With the increase in flow rate, the heat transfer effect was enhanced, and the surface maximum temperature increased, which the values were 55.92 °C, 50.22 °C, and 47 °C, respectively. In addition, the temperature difference increased with values of 9.07 °C, 11.92 °C, and 11.81 °C; however, the stress differences decreased with values of 14.28 MPa, 13.81 MPa, and 11.33 MPa, respectively, and this indicated that although the increase in flow rate reduced the temperature uniformity, stress uniformity values were improved.

(3)

With the increase in nozzle inclination, the heat transfer performance deteriorated, the stress and deformation also increased, and the maximum deformation position moved.

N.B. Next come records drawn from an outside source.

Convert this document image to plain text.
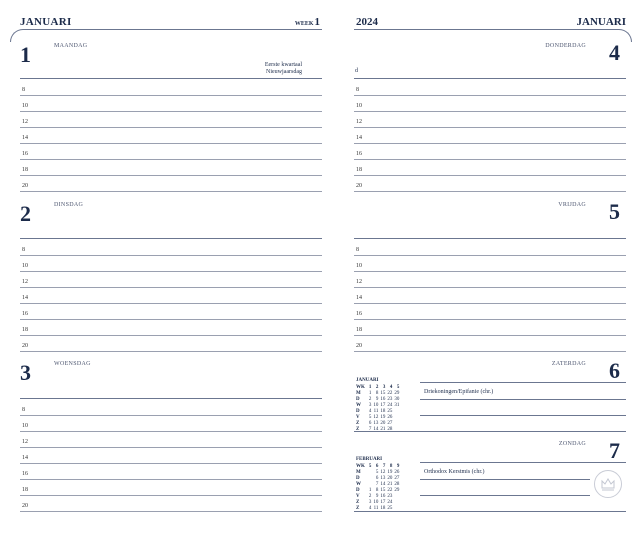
JANUARI	WEEK1
1	MAANDAG
Eerste kwartaal
Nieuwjaarsdag
8
10
12
14
16
18
20
2	DINSDAG
8
10
12
14
16
18
20
3	WOENSDAG
8
10
12
14
16
18
20
2024	JANUARI
4
DONDERDAG
d
8
10
12
14
16
18
20
5
VRIJDAG
8
10
12
14
16
18
20
6
ZATERDAG
Driekoningen/Epifanie (chr.)
JANUARI
WK	1	2	3	4	5
M	1	8	15	22	29
D	2	9	16	23	30
W	3	10	17	24	31
D	4	11	18	25	
V	5	12	19	26	
Z	6	13	20	27	
Z	7	14	21	28	
7
ZONDAG
Orthodox Kerstmis (chr.)
FEBRUARI
WK	5	6	7	8	9
M		5	12	19	26
D		6	13	20	27
W		7	14	21	28
D	1	8	15	22	29
V	2	9	16	23	
Z	3	10	17	24	
Z	4	11	18	25	
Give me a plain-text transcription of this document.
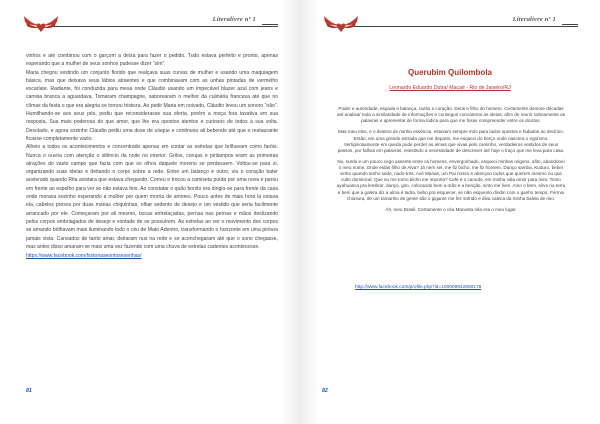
Literalivre nº 1

vinhos e até combinou com o garçom a deixa para fazer o pedido. Tudo estava perfeito e pronto, apenas esperando que a mulher de seus sonhos pudesse dizer “sim”.

Maria chegou vestindo um conjunto florido que realçava suas curvas de mulher e usando uma maquiagem básica, mas que deixava seus lábios atraentes e que combinavam com as unhas pintadas de vermelho escarlate. Radiante, foi conduzida para mesa onde Cláudio usando um impecável blazer azul com jeans e camisa branca a aguardava. Tomaram champagne, saborearam o melhor da culinária francesa até que no clímax da festa o que era alegria se tornou tristeza. Ao pedir Maria em noivado, Cláudio levou um sonoro “não”. Humilhando-se aos seus pés, pediu que reconsiderasse sua oferta, porém a moça fora taxativa em sua resposta. Sua mais poderosa do que amor, que lhe era opostos atentos e curiosos de todos à sua volta. Desolado, e agora sozinho Cláudio pediu uma dose de uísque e continuou ali bebendo até que o restaurante ficasse completamente vazio.

Alheio a todos os acontecimentos e concentrado apenas em contar as estrelas que brilhavam como faróis. Nunca o ouvira com atenção o silêncio da noite no interior. Grilos, corujas e pirilampos eram as primeiras atrações do vasto campo que fazia com que os olhos daquele moreno se perdessem. Voltou-se para si, organizando suas ideias e deitando o corpo sobre a rede. Entre um balanço e outro, viu o coração bater acelerado quando Rita avistara que estava chegando. Correu e trocou a camiseta puída por uma nova e parou em frente ao espelho para ver se não estava feio. Ao constatar o quão bonito era dirigiu-se para frente da casa onde morava sozinho esperando a mulher por quem morria de amores. Pouco antes de mais hora lá estava ela, cabelos presos por duas marias chiquinhas, olhar sedento de desejo e um vestido que seria facilmente arrancado por ele. Começaram por ali mesmo, bocas entrelaçadas, pernas nas pernas e mãos deslizando pelos corpos embriagados de desejo e vontade de se possuírem. As estrelas ao ver o movimento dos corpos se amando brilhavam mais iluminando todo o céu de Mato Adentro, transformando o horizonte em uma pintura jamais vista. Cansados de tanto amar, deitaram nus na rede e se aconchegaram até que o sono chegasse, mas antes disso amaram-se mais uma vez fazendo com uma chuva de estrelas cadentes acontecesse.

https://www.facebook.com/historiaseontosesenhas/
81
Literalivre nº 1
Querubim Quilombola
Leonardo Eduardo Dutra/ Macaé - Rio de Janeiro/RJ

Poder e autoridade, espada e balança, razão e coração. Deus e filho do homem. Certamente demore décadas até analisar toda a similaridade de informações e conseguir concatenar as ideias; afim de reunir sobriamente as palavras e apresentar de forma lúdica para que me fosse compreender entre os dicotos.

Mas meu elvo, e o destino de minha essência, estavam sempre indo para lados opostos e fadados ao declínio. Então, em uma grande estrada que me deparei, me esqueci do berço onde nascera o egoísmo. Vertiginosamente em queda pude perder as almas que vivas pelo caminho, verdadeiros vestidos de seus passos, por falhas em palavras, resistindo a necessidade de descrever até hoje o traço que me leva para casa.

Nu, surdo e um pouco cego assente entre os homens, envergonhado, esqueci minhas origens, afito, abandonei o meu nome. Onde estás filho de Alva? Já nem sei, me fiz bicho, me fiz homem. Danço samba, Kuduro, beber vinho quando tenho sede, nado-trés. Axé Marias, um Pai nosso e abençoo todos que querem mesmo ou que culto dominical: Que eu me torno bicho me importa? Café é o canudo, em minha vida amor para mim. Tomo ayahuasca pra lembrar, danço, giro, colocando bem a mão e a benção, sinto me livre. Amo o bem, sirvo na terra e bem que a galera diz a alma é ladra, bebo pra esquecer, se não esquento dindin com o ganho tempo. Férmio chiusura, de um tamanho de gente são o gigante me fez sofrido e diva caleca da minha baleia de riso.

Ah, meu Brasil. Certamente o céu Manosta não era o meu lugar.

http://www.facebook.com/profile.php?id=100009942850178
82
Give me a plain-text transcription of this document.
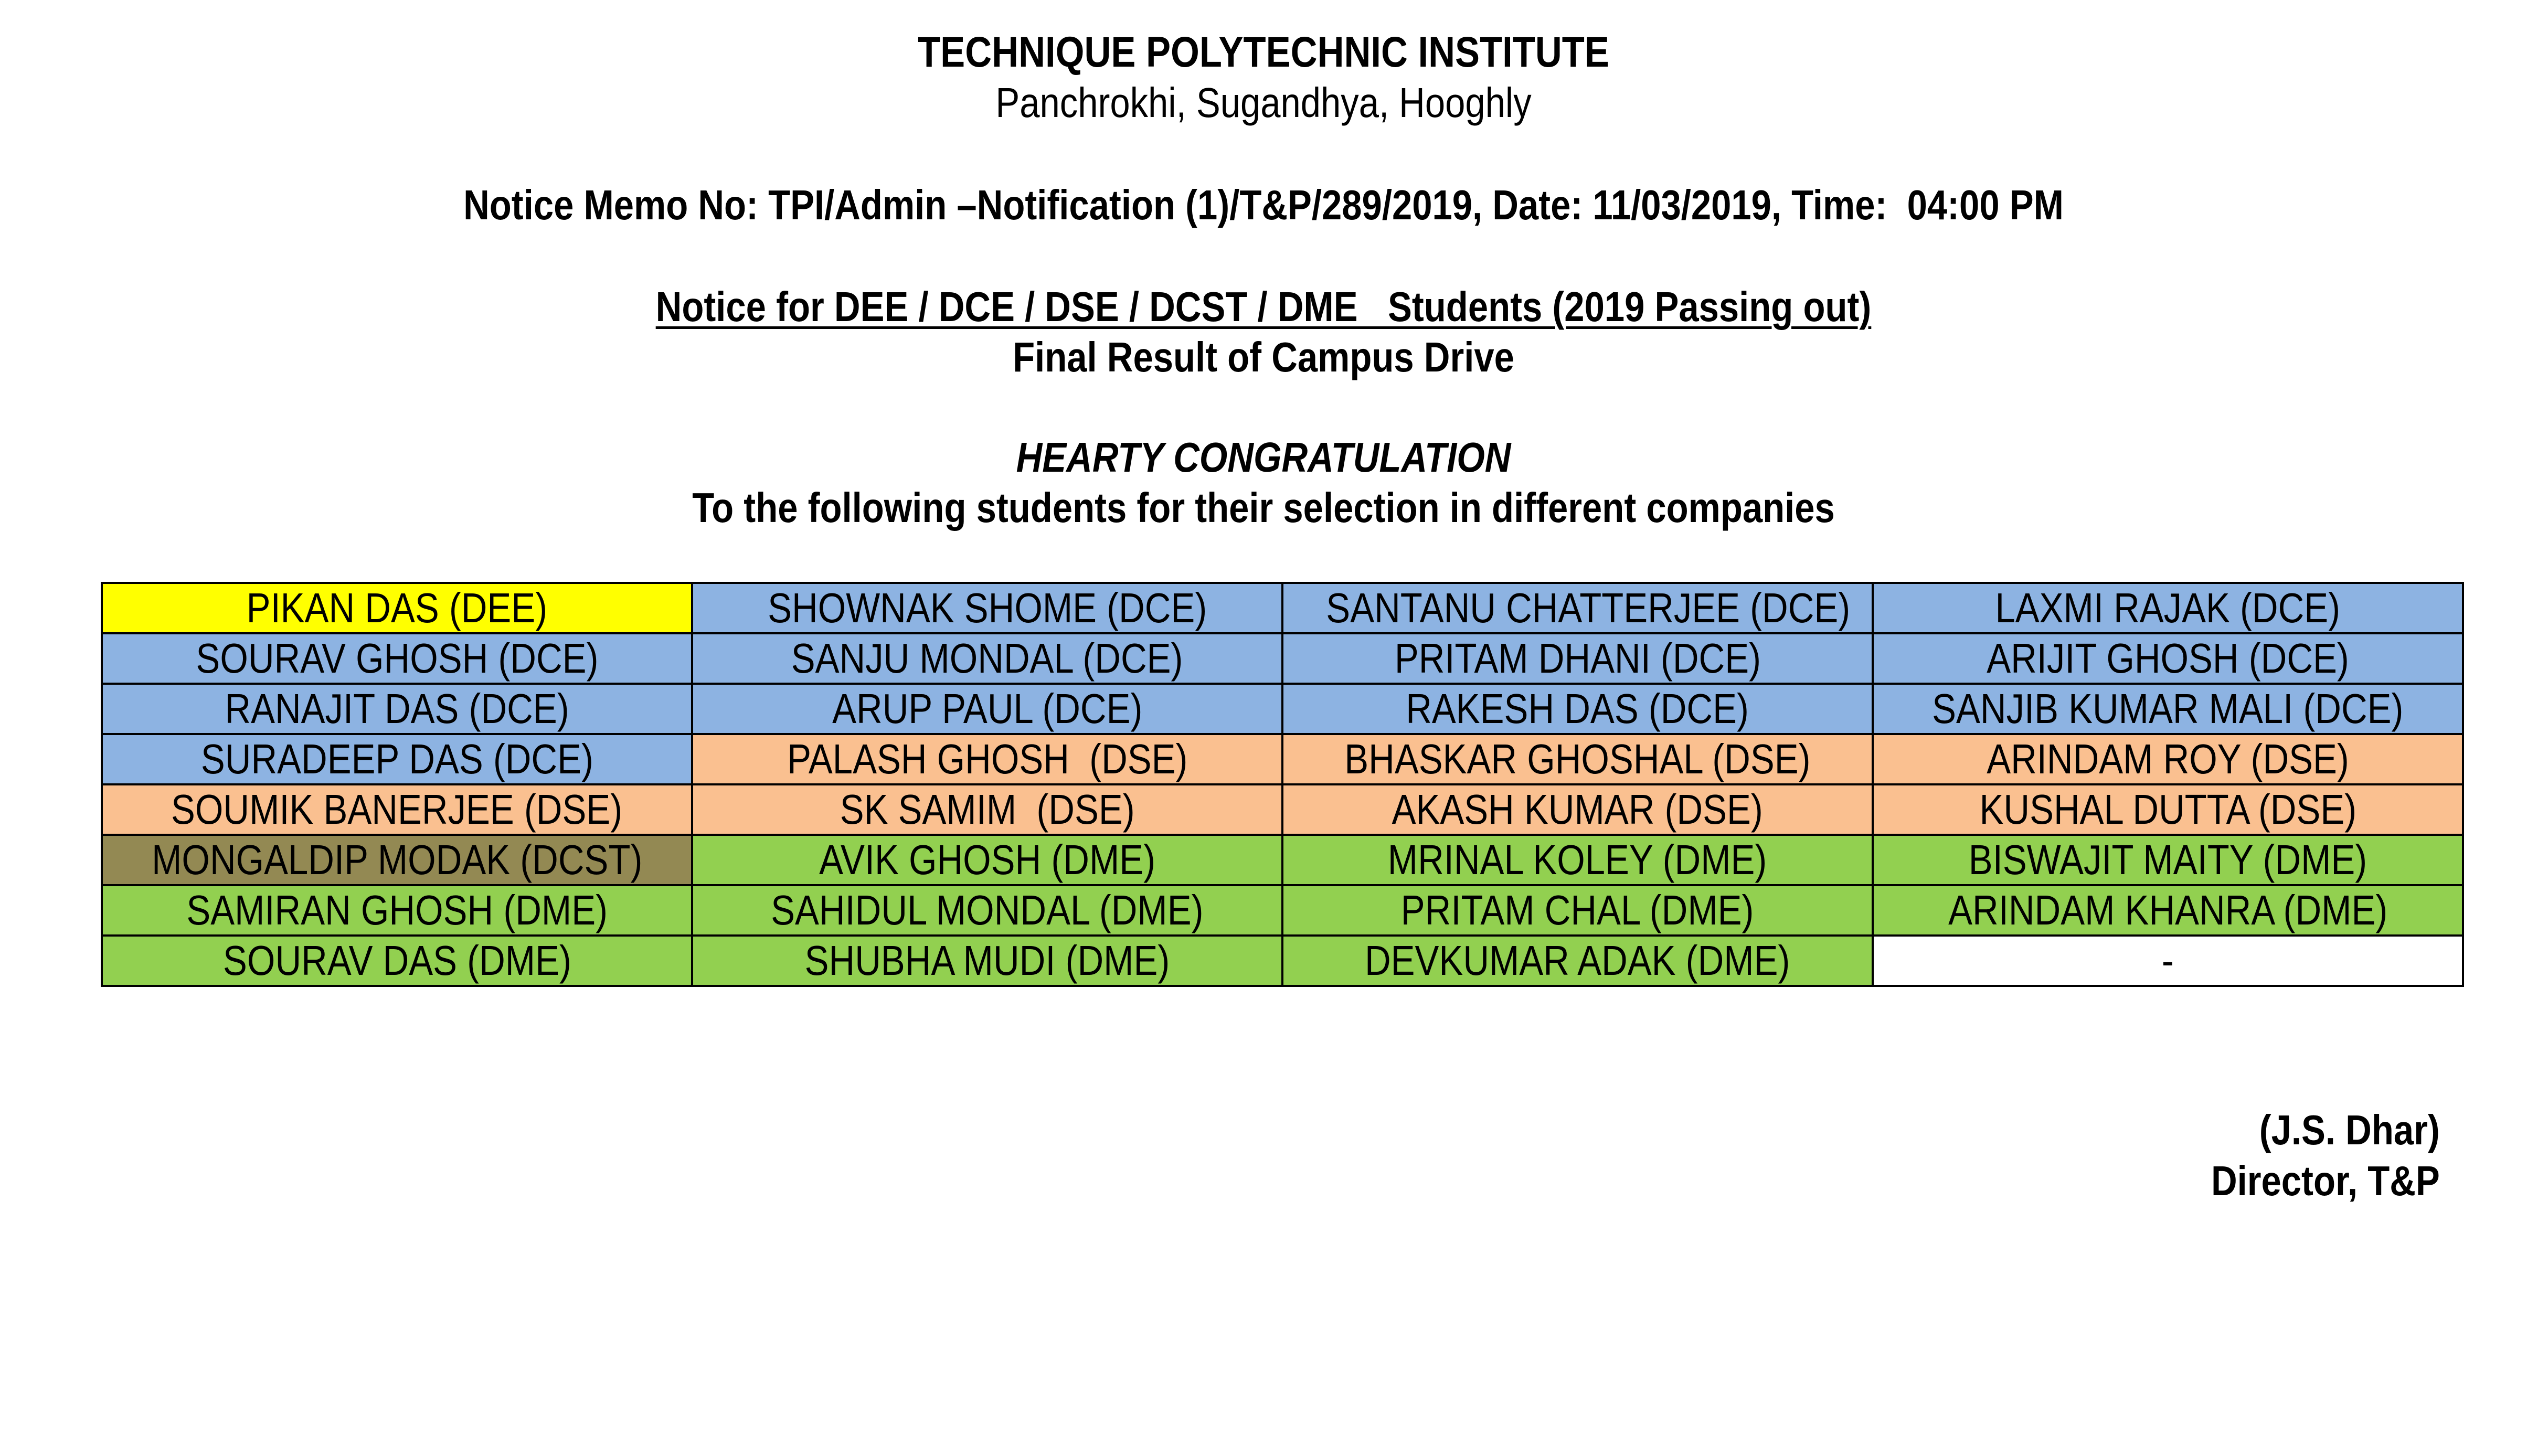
TECHNIQUE POLYTECHNIC INSTITUTE
Panchrokhi, Sugandhya, Hooghly
Notice Memo No: TPI/Admin –Notification (1)/T&P/289/2019, Date: 11/03/2019, Time:  04:00 PM
Notice for DEE / DCE / DSE / DCST / DME   Students (2019 Passing out)
Final Result of Campus Drive
HEARTY CONGRATULATION
To the following students for their selection in different companies
PIKAN DAS (DEE)	SHOWNAK SHOME (DCE)	SANTANU CHATTERJEE (DCE)	LAXMI RAJAK (DCE)
SOURAV GHOSH (DCE)	SANJU MONDAL (DCE)	PRITAM DHANI (DCE)	ARIJIT GHOSH (DCE)
RANAJIT DAS (DCE)	ARUP PAUL (DCE)	RAKESH DAS (DCE)	SANJIB KUMAR MALI (DCE)
SURADEEP DAS (DCE)	PALASH GHOSH  (DSE)	BHASKAR GHOSHAL (DSE)	ARINDAM ROY (DSE)
SOUMIK BANERJEE (DSE)	SK SAMIM  (DSE)	AKASH KUMAR (DSE)	KUSHAL DUTTA (DSE)
MONGALDIP MODAK (DCST)	AVIK GHOSH (DME)	MRINAL KOLEY (DME)	BISWAJIT MAITY (DME)
SAMIRAN GHOSH (DME)	SAHIDUL MONDAL (DME)	PRITAM CHAL (DME)	ARINDAM KHANRA (DME)
SOURAV DAS (DME)	SHUBHA MUDI (DME)	DEVKUMAR ADAK (DME)	-
(J.S. Dhar)
Director, T&P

However, when the nozzle inclination angle was 0 degrees, the heat dissipation effect was the best and the surface temperature and the stress and deformation were the lowest. This was because as the inclination angle of the nozzle increased, a certain accumulation of liquid film occurred on the left side of the cooling surface, which the thickness of the liquid film increased and the speed decreased, resulting in a decrease in heat transfer efficiency and an increase in temperature. On the right side of the cooling surface, the increase in the inclination angle caused some liquid to flow away directly which meant that these liquids did not exchange heat with the cooling surface in time, so that the heat transfer effect was suppressed to a certain extent. The deterioration of heat transfer resulted in an increase in surface stress and deformation.

(4)

On the whole, in this paper, the heat transfer is non-boiling heat transfer, the temperature is low, and the surface of the encapsulated structure is a plane; however, with the increase in temperature, the heat transfer becomes a boiling state, the heat transfer process becomes more complicated, and thus the establishment of the thermal stress–force coupling model of this process will be a challenge for future work. In addition, in order to enhance heat dissipation, when the rib surface is used as the surface of the encapsulated structure, it will be another challenge for modeling and experimentation.